Conversation to Code (Part 2)

12 min readDec 18, 2018

In the first article in this series, “Thinking for Voice: Design conversations, not logic”, we talked about how the best first step in creating conversational interfaces is to build the conversation. People still wanted to skip this step and get towards the code, but we held firm. When last we left our intrepid developers, in “Conversation to Code (Part 1)”, we looked at how to use Dialogflow to handle the Natural Language Processing to determine the Intent that the user expressed in the conversation.
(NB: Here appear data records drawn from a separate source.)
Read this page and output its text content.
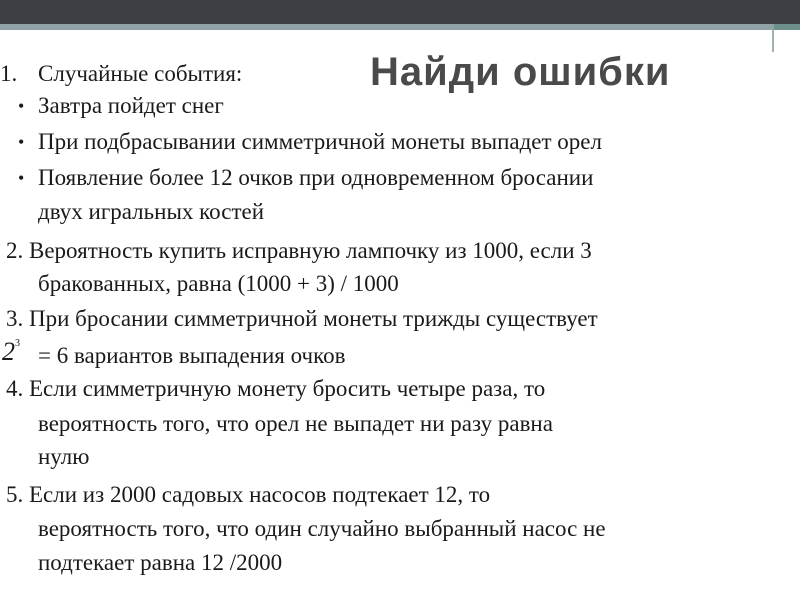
Найди ошибки
1. Случайные события:
• Завтра пойдет снег
• При подбрасывании симметричной монеты выпадет орел
• Появление более 12 очков при одновременном бросании
двух игральных костей
2. Вероятность купить исправную лампочку из 1000, если 3
бракованных, равна (1000 + 3) / 1000
3. При бросании симметричной монеты трижды существует
$2^3 = 6$ вариантов выпадения очков
4. Если симметричную монету бросить четыре раза, то
вероятность того, что орел не выпадет ни разу равна
нулю
5. Если из 2000 садовых насосов подтекает 12, то
вероятность того, что один случайно выбранный насос не
подтекает равна 12 /2000
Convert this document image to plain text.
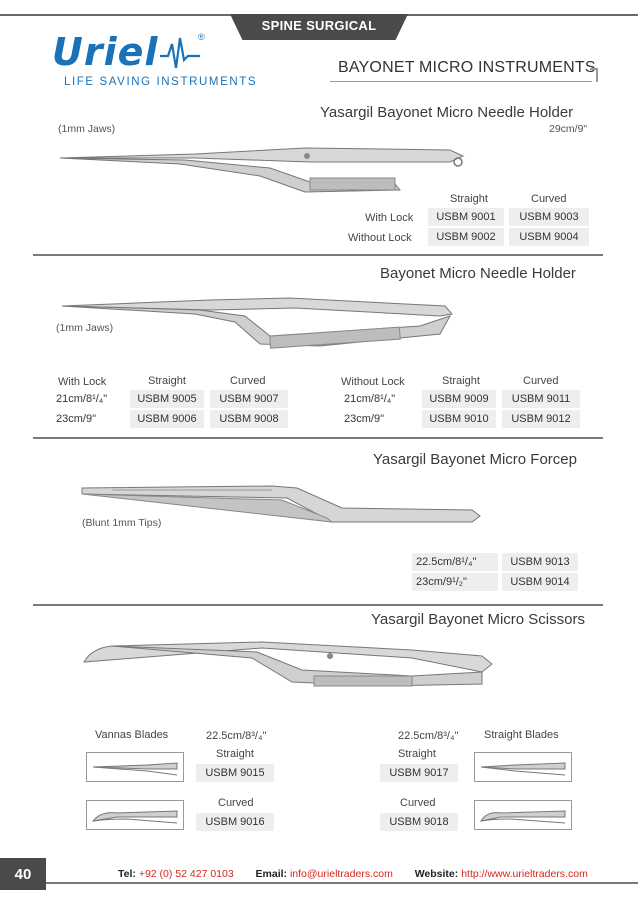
SPINE SURGICAL
Uriel	®
LIFE SAVING INSTRUMENTS
BAYONET MICRO INSTRUMENTS
Yasargil Bayonet Micro Needle Holder
(1mm Jaws)	29cm/9"
Straight	Curved
With Lock	USBM 9001	USBM 9003
Without Lock	USBM 9002	USBM 9004
Bayonet Micro Needle Holder
(1mm Jaws)
With Lock	Straight	Curved
21cm/8¹/₄"	USBM 9005	USBM 9007
23cm/9"	USBM 9006	USBM 9008
Without Lock	Straight	Curved
21cm/8¹/₄"	USBM 9009	USBM 9011
23cm/9"	USBM 9010	USBM 9012
Yasargil Bayonet Micro Forcep
(Blunt 1mm Tips)
22.5cm/8¹/₄"	USBM 9013
23cm/9¹/₂"	USBM 9014
Yasargil Bayonet Micro Scissors
Vannas Blades	22.5cm/8³/₄"
Straight
USBM 9015
Curved
USBM 9016
22.5cm/8³/₄" Straight Blades
Straight
USBM 9017
Curved
USBM 9018
40	Tel: +92 (0) 52 427 0103 Email: info@urieltraders.com Website: http://www.urieltraders.com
Now, in our last chapter, we’ll take those Intents, apply some programming logic (finally!) and return the results.

The bulk of the work in Dialogflow is to take the user utterances, phrases in everyday language, and boil them down to discrete Intents. These Intents turn how the user is trying to say something into a single representation of exactly what they are trying to say or do.
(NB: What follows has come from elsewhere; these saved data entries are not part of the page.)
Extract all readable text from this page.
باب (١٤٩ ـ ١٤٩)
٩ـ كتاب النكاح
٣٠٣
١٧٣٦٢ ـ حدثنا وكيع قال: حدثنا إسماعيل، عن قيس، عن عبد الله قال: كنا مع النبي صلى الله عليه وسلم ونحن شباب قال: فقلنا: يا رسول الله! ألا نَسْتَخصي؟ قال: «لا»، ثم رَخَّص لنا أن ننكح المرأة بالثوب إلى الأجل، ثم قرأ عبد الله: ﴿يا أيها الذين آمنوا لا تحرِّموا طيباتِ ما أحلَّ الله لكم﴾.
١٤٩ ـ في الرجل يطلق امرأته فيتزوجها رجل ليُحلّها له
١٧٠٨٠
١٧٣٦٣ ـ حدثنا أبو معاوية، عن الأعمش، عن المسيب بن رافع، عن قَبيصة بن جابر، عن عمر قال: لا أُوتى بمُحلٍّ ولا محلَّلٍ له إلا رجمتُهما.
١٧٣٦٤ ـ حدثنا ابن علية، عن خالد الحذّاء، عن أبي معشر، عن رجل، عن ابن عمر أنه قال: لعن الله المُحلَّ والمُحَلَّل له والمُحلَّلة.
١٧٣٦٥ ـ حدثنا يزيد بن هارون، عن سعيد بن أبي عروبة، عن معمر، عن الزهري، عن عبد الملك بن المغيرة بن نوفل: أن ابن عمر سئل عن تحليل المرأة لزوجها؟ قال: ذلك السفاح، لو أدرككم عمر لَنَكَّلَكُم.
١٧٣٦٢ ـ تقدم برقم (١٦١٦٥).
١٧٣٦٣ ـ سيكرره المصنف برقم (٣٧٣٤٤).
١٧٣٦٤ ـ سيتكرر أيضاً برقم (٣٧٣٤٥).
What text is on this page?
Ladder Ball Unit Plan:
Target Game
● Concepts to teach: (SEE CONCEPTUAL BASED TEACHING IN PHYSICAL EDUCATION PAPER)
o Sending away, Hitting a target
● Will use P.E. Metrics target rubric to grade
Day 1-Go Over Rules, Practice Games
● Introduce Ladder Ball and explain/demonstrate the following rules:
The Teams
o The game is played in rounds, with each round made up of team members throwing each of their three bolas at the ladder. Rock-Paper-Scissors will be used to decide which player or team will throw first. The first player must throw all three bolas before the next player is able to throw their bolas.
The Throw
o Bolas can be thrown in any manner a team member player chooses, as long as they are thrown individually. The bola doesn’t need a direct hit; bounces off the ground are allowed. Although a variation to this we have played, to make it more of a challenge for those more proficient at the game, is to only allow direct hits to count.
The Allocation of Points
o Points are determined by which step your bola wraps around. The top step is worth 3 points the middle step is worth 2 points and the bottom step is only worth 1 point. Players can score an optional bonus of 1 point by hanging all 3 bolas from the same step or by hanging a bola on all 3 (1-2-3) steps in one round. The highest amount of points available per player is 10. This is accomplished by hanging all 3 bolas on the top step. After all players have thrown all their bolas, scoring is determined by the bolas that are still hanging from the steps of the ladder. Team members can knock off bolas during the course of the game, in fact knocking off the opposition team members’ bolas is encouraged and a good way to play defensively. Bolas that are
When we designed the conversation, we concluded that these Intents could, potentially, change what the current state of the system was, and that our replies are based on the current state of the system (that may just have been changed) and what the Intent was that triggered that change. We now need to build the logic that will change the state and determine the reply.

Dialogflow can’t do this itself. Its job was to determine the Intent, and then hand the information off to something else to apply this logic and otherwise process it. This processing is known in Dialogflow as “fulfillment”, and the code that implements the logic runs on a web server and is known as a “webhook”. Dialogflow calls this webhook by issuing an HTTPS call, sending a JSON body with the Intent name and other information, and expects JSON in response containing state to be maintained and the reply that should be sent to the user. Dialogflow forwards this to the Assistant.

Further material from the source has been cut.